Compared to the incredibly expensive Medicare‐for‐All plans Democrats are pushing, the Medicare Buy‐In (MB-I) proposal recently filed by Sen. Debbie Stabenow (D‐Mich.) probably seems fiscally responsible. The bill would allow people between the ages of 50 and 65 to purchase Medicare plans with help from the same tax credits and cost‐sharing subsidies that are available on the ObamaCare exchanges. How could anyone object to giving middle‐aged people the option of buying the same coverage for medical needs that senior citizens receive?
Easily. Medicare has enormous problems, none of which the buy‐in proposal will fix. The best bet is that the buy‐in option will replicate these problems and make several of them worse.
Start with fraud, waste, and abuse. One‐third of the dollars Medicare doles out are stolen, spent on treatments that are unnecessary or ineffective, or otherwise poured down the drain. Given Medicare’s current size ($706 billion in 2017), we are wasting about $212 billion a year. MB-I won’t protect federal funds any better than Medicare currently does, so if the bill becomes law that number will increase substantially.
Now consider how MB-I will be paid for. As everyone knows, Medicare is grossly under‐funded. At current benefit levels, the program will need trillions of dollars more than Medicare taxes are expected to raise. MB-I’s proponents contend that the program will pay for itself out of premiums collected from new enrollees. Don’t believe that for a second.

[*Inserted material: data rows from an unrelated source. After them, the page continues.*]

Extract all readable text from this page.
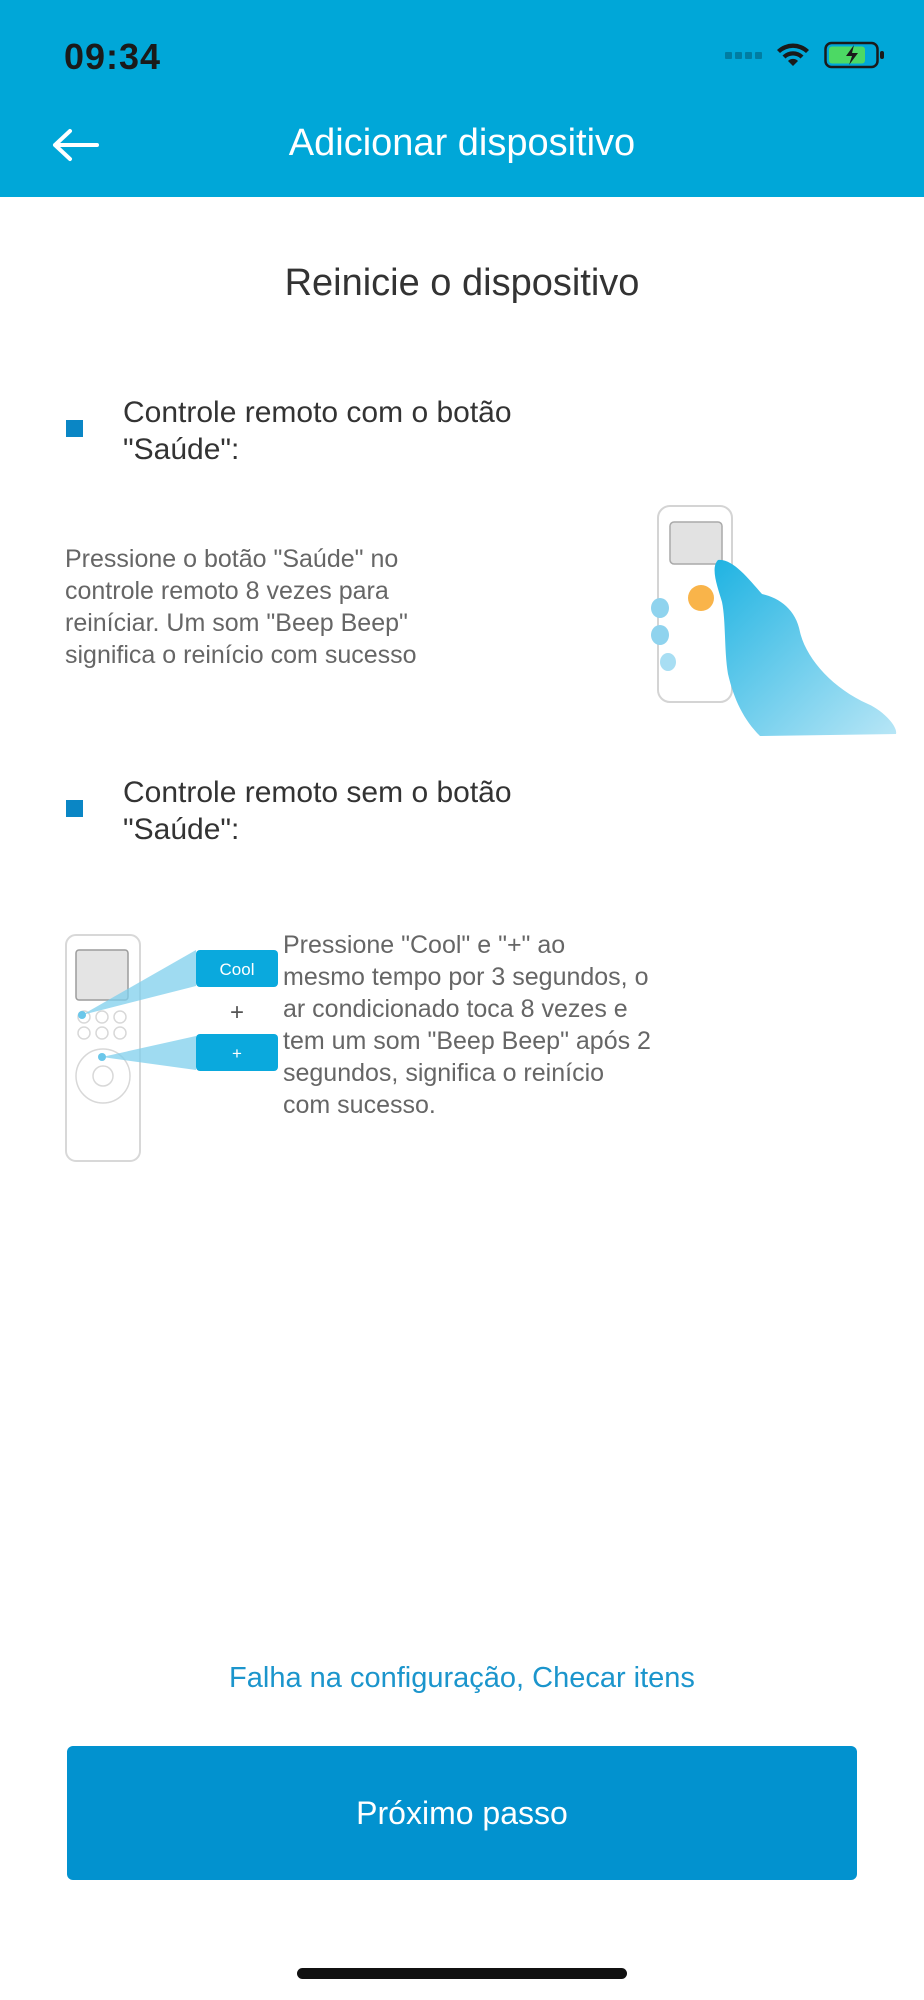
09:34
Adicionar dispositivo
Reinicie o dispositivo
Controle remoto com o botão
"Saúde":
Pressione o botão "Saúde" no
controle remoto 8 vezes para
reiníciar. Um som "Beep Beep"
significa o reinício com sucesso
Controle remoto sem o botão
"Saúde":
Cool
+
+
Pressione "Cool" e "+" ao
mesmo tempo por 3 segundos, o
ar condicionado toca 8 vezes e
tem um som "Beep Beep" após 2
segundos, significa o reinício
com sucesso.
Falha na configuração, Checar itens
Próximo passo
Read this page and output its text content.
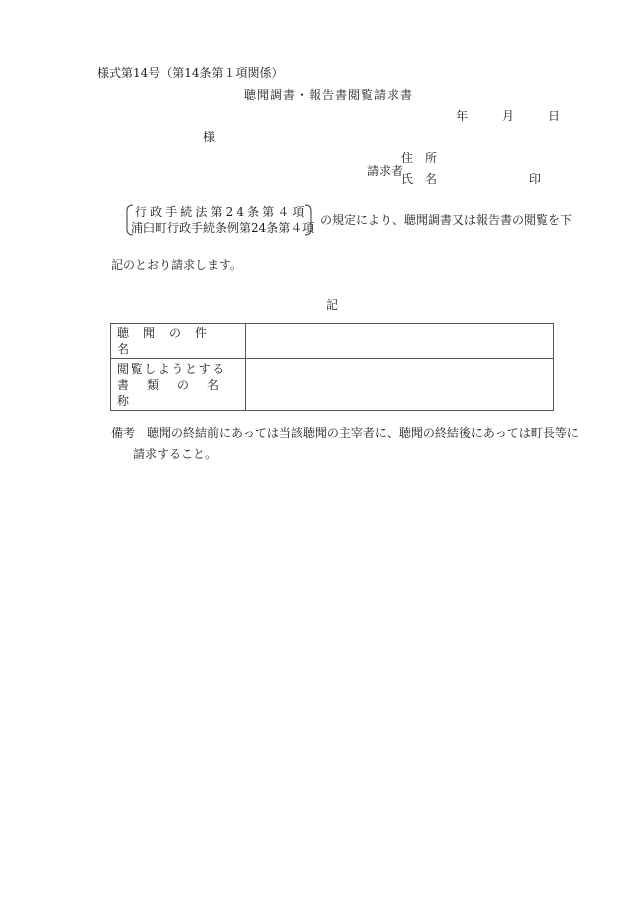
様式第14号（第14条第１項関係）
聴聞調書・報告書閲覧請求書
年	月	日
様
請求者
住所
氏名	印
行政手続法第24条第４項
浦臼町行政手続条例第24条第４項
の規定により、聴聞調書又は報告書の閲覧を下
記のとおり請求します。
記
聴聞の件名	

閲覧しようとする
書類の名称	

備考 聴聞の終結前にあっては当該聴聞の主宰者に、聴聞の終結後にあっては町長等に
請求すること。
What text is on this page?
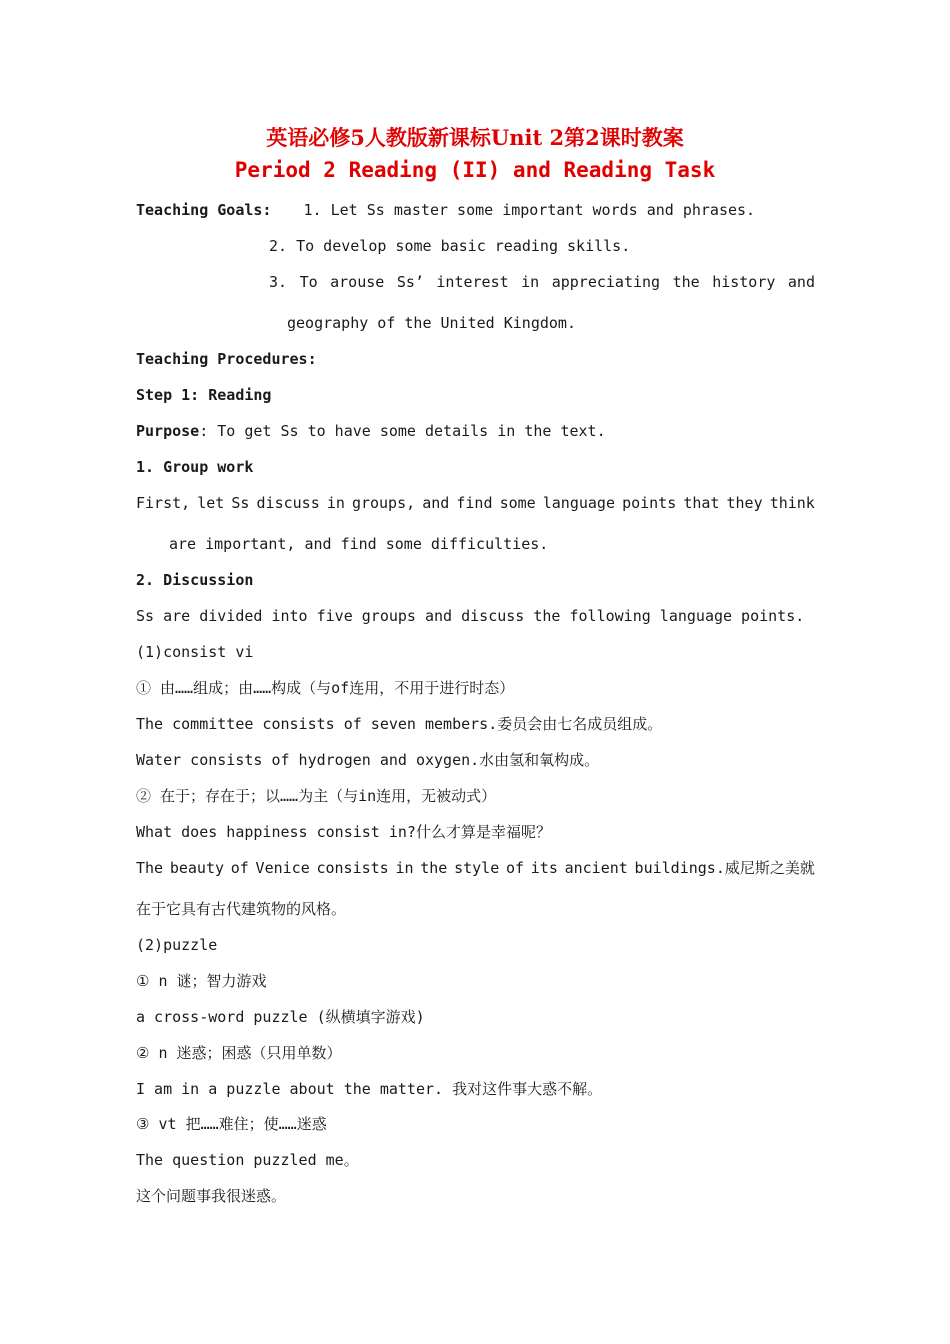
英语必修5人教版新课标Unit 2第2课时教案
Period 2 Reading (II) and Reading Task
Teaching Goals: 1. Let Ss master some important words and phrases.
2. To develop some basic reading skills.
3. To arouse Ss’ interest in appreciating the history and
geography of the United Kingdom.
Teaching Procedures:
Step 1: Reading
Purpose: To get Ss to have some details in the text.
1. Group work
First, let Ss discuss in groups, and find some language points that they think
are important, and find some difficulties.
2. Discussion
Ss are divided into five groups and discuss the following language points.
(1)consist vi
① 由……组成；由……构成（与of连用，不用于进行时态）
The committee consists of seven members.委员会由七名成员组成。
Water consists of hydrogen and oxygen.水由氢和氧构成。
② 在于；存在于；以……为主（与in连用，无被动式）
What does happiness consist in?什么才算是幸福呢？
The beauty of Venice consists in the style of its ancient buildings.威尼斯之美就
在于它具有古代建筑物的风格。
(2)puzzle
① n 谜；智力游戏
a cross-word puzzle (纵横填字游戏)
② n 迷惑；困惑（只用单数）
I am in a puzzle about the matter. 我对这件事大惑不解。
③ vt 把……难住；使……迷惑
The question puzzled me。
这个问题事我很迷惑。
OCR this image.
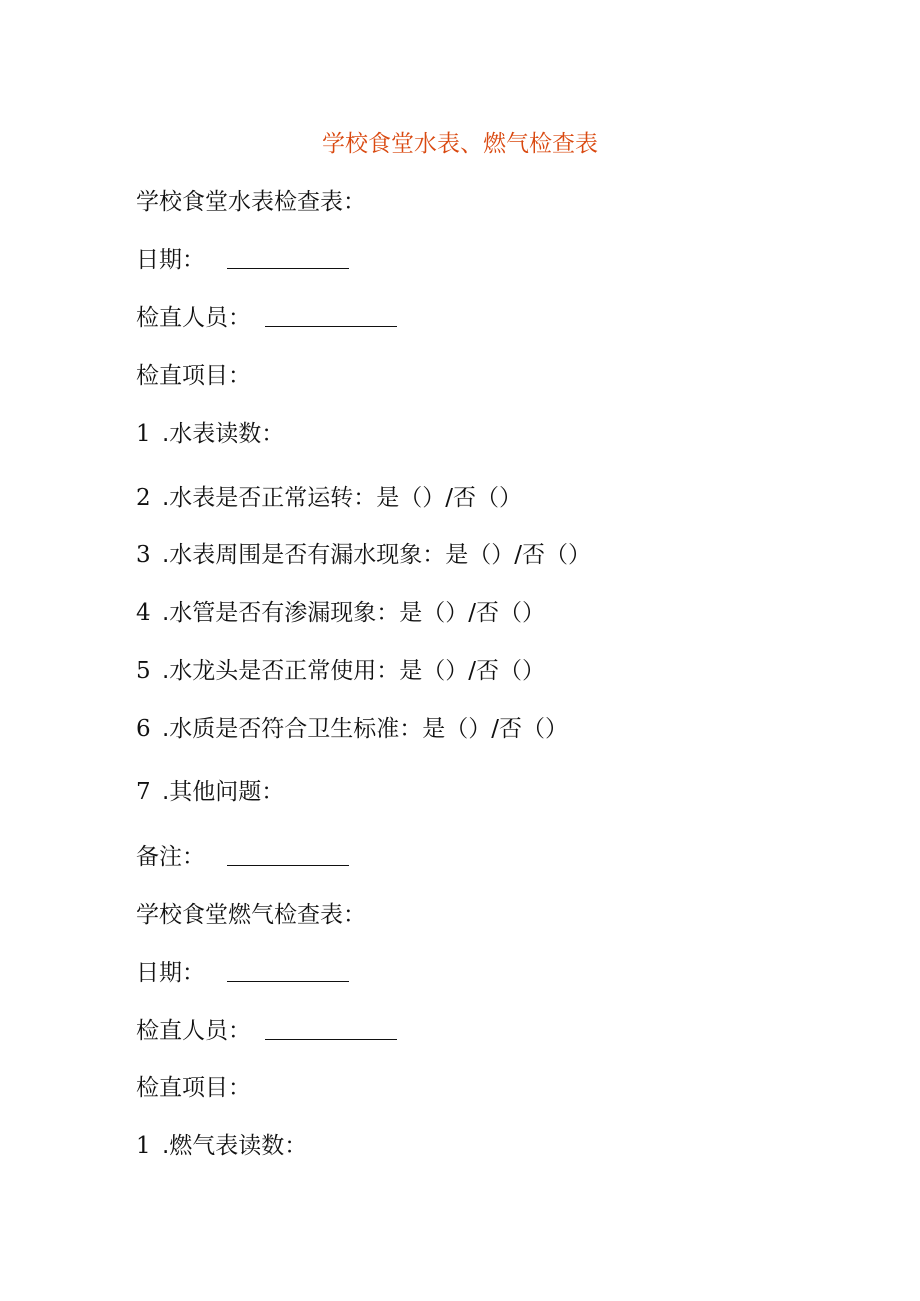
学校食堂水表、燃气检查表
学校食堂水表检查表：
日期：
检直人员：
检直项目：
1 .水表读数：
2 .水表是否正常运转：是（）/否（）
3 .水表周围是否有漏水现象：是（）/否（）
4 .水管是否有渗漏现象：是（）/否（）
5 .水龙头是否正常使用：是（）/否（）
6 .水质是否符合卫生标准：是（）/否（）
7 .其他问题：
备注：
学校食堂燃气检查表：
日期：
检直人员：
检直项目：
1 .燃气表读数：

In traditional Medicare, a typical one‐earner couple can expect to receive benefits worth $427,000 after paying in only $70,000. In Medicare Parts B and D, beneficiaries pay only about 25 percent of the average cost of the goods and services they receive. If MB-I ever rolls out, its sponsors will face heavy pressure to charge too little, partly because they will want to ensure that millions of middle‐aged Americans sign up and partly because doling out goodies (and saddling future generations with the bill) is what Congress does.
These artificially low premiums will also devastate private insurers. Private carriers have to charge premiums that reflect enrollees’ risks because they cannot use tax dollars to make up the money they would lose by setting premiums too low. Consequently, unless we also subsidize the cost of private insurance, middle‐aged subscribers will migrate to MB-I — dramatically increasing the total cost of the program. If the premiums are low enough, employers will dump middle‐aged workers into MB-I too — further destabilizing the coverage market.
MB-I will also affect the benefits that Medicare provides. Congress is already strongly inclined to make Medicare ever more lavish because the senior vote is so important. MB-I would add millions to the Medicare rolls, making the pressure to expand benefits that much worse. Hospitals, doctors and drug companies would find it advantageous to ramp up their political influence campaigns too, because billions of new dollars targeted at the health care sector would be under the federal government’s control. If you think corporate money exerts too much influence in politics now, wait until MB-I comes along.
Consider an example of what waits ahead. Until now, Medicare has not covered drugs like Viagra and Cialis for men or Vagifem for women, on the ground that declining sexual activity is a natural part of aging. But if millions of younger men and women are added to the program’s rolls, the case for covering these drugs will be much stronger. And once the drugs are made available to younger beneficiaries, older victims will cry “age discrimination” and demand coverage for them too. Given the spinelessness they’ve shown in the past, it’s a safe bet that Medicare’s administrators will immediately capitulate.
Finally, any expansion of Medicare, including MB-I, will make the health care spending crisis worse. The spending crisis started when Medicare and Medicaid came online in the mid‐1960s and it’s been with us ever since. There are many reasons for this. A major one is that the Medicare program’s primary mission is to spend money, which it does like a well‐oiled machine. No one associated with the program—neither beneficiaries, providers, administrators, nor members of Congress—has any interest in restricting the dollar flow. To the contrary, because tax‐payers foot the bills, everyone wants Medicare to spend more.
By comparison to Medicare‐for‐All, MB-I is the lesser evil. But it is better to leave bad enough alone than to make things worse by expanding the government’s control over health care spending.